A team that can be used as a current-day case study is the Toronto Maple Leafs.
Toughness and the Leafs lack of it
One knows that the Leafs are an insanely skilled team all around. The Maple Leafs only got more skilled when they added right-handed defenceman Tyson Barrie and Russian winger Ilya Mikheyev in the offseason.
Their top-six consists of some of the more skilled players the game has to offer. Auston Matthews, William Nylander, Mitch Marner, and John Tavares are all players that have elite skill, the type which can make everyone on the ice with them better (or worse if they’re on the opposing team).
The Leafs skill is intimidating
In the Leafs first four games, their skill clearly helped them generate scoring chances and eventually put the puck in the back of the net.
Defensively, it has gotten them out of trouble. A great example of that would be in their third game of the season versus the Montreal Canadiens.
The skilled penalty kill
In overtime, the Leafs took a penalty early in the Saturday night affair. Usually, in these situations, the team with the power-play will have solid puck control and if they’re good enough, they will be able to cycle the puck in the offensive zone.
In Saturday night’s game, the Canadiens had a hard time doing such a thing. The Leafs penalty killers were able to gain possession of the puck and dump the puck out of their defensive zone. They actually had some offensive chances during that kill.
Some might write that off as a good penalty kill in a big situation, but it seems that the skill of the Leafs penalty killers has been beefing up their penalty kill. Teams still can have their way with the Leafs on the power-play but that’s if and only they can maintain puck control.
Maple Leafs head coach Mike Babcock has got his players killing penalties aggressively this season, which makes it seem like he can trust his players’ defensive skills.
Toronto Maple Leafs prove there’s a ‘toughness burden’
As skilled as the Leafs are, the one weakness they do have is toughness.
It is a common theme to see the Leafs star players such as Tavares and Matthews pushed around. Yes, they can handle themselves on the ice physically. That said, they’re also easy targets for opponents that have size on their side and looking to stir the pot a bit.
Toronto doesn’t have that player who can “scare” teams into not hitting their star players. One could say Zach Hyman serves as that player, but he’s more a puck hog that can win puck battles when needed. He can be physical but is often overmatched when trying to be an enforcer.
Toughness in the playoffs
The lack of toughness has hindered Toronto in the playoffs. It wasn’t the sole reason why they lost, but the lack of it didn’t make their lives any easier against a gritty and some would say “dirty” Boston Bruins team.
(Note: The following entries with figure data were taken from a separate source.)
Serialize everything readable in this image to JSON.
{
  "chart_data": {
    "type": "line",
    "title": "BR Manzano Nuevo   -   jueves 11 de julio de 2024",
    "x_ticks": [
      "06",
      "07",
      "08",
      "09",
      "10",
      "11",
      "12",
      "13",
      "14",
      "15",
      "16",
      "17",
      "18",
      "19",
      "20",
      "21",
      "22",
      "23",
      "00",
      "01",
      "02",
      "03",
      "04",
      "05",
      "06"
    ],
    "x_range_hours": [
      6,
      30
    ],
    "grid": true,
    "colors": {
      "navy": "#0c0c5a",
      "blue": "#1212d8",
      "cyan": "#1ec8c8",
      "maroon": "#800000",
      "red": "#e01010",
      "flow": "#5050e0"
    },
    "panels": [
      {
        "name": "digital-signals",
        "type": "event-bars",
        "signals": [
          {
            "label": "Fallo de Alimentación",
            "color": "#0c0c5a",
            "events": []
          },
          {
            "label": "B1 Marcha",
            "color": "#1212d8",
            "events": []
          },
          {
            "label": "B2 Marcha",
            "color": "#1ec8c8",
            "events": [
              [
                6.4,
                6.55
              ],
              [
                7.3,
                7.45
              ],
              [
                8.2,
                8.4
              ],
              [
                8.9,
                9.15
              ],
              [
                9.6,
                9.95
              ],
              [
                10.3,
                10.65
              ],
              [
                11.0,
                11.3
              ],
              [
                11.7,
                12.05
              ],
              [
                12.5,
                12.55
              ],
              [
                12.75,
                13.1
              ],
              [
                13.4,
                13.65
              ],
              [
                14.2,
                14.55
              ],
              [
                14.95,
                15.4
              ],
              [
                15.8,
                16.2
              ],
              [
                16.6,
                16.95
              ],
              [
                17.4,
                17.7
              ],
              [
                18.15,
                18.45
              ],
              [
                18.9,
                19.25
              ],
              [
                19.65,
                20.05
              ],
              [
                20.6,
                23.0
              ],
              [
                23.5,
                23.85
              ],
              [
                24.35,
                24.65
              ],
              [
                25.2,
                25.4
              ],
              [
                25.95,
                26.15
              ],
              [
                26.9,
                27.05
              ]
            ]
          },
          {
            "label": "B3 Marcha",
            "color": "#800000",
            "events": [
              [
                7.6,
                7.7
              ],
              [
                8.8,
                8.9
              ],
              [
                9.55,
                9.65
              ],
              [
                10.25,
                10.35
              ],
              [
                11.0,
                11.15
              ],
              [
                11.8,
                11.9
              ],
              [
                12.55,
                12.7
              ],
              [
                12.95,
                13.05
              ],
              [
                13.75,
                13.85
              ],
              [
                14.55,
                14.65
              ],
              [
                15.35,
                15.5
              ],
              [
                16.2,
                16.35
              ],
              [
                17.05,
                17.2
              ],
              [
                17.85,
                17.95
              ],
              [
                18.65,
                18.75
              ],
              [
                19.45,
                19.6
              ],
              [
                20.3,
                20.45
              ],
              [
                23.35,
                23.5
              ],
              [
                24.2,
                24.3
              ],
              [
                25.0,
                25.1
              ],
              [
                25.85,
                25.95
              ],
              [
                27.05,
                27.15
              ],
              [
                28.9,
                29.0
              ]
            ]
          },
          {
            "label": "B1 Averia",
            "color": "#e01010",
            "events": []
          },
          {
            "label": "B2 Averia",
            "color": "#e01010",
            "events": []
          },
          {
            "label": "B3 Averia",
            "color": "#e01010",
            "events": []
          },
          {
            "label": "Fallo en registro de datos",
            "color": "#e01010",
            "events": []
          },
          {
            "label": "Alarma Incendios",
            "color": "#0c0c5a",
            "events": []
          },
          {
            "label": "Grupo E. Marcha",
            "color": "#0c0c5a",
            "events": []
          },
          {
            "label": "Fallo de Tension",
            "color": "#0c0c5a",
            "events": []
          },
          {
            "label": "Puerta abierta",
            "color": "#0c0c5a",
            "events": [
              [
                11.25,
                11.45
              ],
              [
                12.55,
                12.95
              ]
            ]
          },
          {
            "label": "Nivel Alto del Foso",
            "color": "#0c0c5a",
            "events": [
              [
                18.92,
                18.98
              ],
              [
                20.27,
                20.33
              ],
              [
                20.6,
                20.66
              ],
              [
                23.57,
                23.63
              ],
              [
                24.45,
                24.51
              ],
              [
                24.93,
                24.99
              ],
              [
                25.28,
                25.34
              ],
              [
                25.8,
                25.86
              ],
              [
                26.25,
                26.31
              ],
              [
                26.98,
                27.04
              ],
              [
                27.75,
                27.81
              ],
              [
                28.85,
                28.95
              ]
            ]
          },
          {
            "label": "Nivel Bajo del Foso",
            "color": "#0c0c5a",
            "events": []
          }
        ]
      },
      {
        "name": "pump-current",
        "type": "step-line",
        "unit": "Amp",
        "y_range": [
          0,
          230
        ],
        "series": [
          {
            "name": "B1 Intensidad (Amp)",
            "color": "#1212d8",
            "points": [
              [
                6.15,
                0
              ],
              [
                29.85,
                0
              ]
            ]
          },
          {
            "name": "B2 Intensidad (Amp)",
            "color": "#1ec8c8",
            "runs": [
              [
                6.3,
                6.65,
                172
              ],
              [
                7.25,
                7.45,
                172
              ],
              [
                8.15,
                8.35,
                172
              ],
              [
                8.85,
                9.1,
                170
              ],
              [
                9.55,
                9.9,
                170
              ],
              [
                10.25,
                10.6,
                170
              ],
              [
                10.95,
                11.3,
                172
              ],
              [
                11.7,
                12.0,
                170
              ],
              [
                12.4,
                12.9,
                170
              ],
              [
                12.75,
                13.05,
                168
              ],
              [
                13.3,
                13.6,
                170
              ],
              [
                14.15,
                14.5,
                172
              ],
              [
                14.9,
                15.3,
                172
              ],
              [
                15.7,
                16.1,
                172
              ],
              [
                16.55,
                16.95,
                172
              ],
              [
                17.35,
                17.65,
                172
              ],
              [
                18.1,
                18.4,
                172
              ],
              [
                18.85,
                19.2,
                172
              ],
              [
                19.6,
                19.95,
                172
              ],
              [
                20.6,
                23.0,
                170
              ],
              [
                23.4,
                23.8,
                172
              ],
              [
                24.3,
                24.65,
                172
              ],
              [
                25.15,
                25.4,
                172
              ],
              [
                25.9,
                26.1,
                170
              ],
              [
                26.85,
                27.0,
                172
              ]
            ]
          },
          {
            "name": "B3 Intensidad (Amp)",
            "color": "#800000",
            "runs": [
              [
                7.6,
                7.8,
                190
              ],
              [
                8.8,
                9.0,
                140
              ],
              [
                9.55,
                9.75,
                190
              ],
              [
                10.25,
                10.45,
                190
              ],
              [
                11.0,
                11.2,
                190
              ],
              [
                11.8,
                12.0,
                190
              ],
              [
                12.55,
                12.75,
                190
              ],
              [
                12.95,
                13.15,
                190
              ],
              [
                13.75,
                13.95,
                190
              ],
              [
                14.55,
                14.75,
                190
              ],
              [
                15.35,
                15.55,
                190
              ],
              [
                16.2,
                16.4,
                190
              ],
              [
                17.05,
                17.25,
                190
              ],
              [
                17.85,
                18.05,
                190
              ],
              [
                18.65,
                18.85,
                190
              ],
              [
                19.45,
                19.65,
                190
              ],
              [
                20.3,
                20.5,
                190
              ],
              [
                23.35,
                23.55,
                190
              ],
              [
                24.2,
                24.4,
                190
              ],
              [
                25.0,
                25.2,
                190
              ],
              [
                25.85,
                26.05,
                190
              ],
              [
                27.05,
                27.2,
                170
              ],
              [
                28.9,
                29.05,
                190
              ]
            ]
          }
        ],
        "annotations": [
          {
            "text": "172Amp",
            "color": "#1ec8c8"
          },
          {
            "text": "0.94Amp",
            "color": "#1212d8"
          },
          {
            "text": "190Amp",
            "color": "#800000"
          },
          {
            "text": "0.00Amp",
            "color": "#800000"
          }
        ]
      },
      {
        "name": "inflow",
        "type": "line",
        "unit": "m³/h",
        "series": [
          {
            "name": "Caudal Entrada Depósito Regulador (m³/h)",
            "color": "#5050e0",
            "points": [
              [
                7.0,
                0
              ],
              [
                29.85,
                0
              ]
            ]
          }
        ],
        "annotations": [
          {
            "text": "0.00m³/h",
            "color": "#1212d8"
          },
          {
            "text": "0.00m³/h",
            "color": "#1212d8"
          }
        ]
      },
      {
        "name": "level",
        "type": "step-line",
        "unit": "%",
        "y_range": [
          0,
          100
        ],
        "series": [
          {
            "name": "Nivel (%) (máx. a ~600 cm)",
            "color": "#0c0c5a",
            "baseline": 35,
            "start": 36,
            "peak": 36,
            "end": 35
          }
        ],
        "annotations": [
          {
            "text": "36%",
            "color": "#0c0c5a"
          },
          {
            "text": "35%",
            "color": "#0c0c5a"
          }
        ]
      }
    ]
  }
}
It could be argued that the skill route hasn’t worked for the teams like the Leafs in the playoffs. At least in the past couple of seasons.
Examining past Cup winners
The St. Louis Blues were a tougher team and they ended up winning the Cup. As were the Washington Capitals when they won the Cup in 2018. They had a lot of skill, but they had players like Tom Wilson and Pat Maroon that raised a little hell while contributing to their team’s winning ways.
It might be fair to say that Toronto could use a player like Wilson or Maroon in order to get through the grind of the playoffs, especially when the Leafs might have to play the Bruins for a third straight team.
Sure skill is great in the regular season, but it’s not the end-all, beat-all method to success in the playoffs. It can actually be the death of a team when they can’t respond to a team using physicality as a means to wear them out.
Any team, especially the Leafs, should consider becoming tougher and grittier when prepping for the playoffs. Really all it takes is one or two players to fix such a problem and allow skilled lads like Matthews and Marner to go out and do their thing.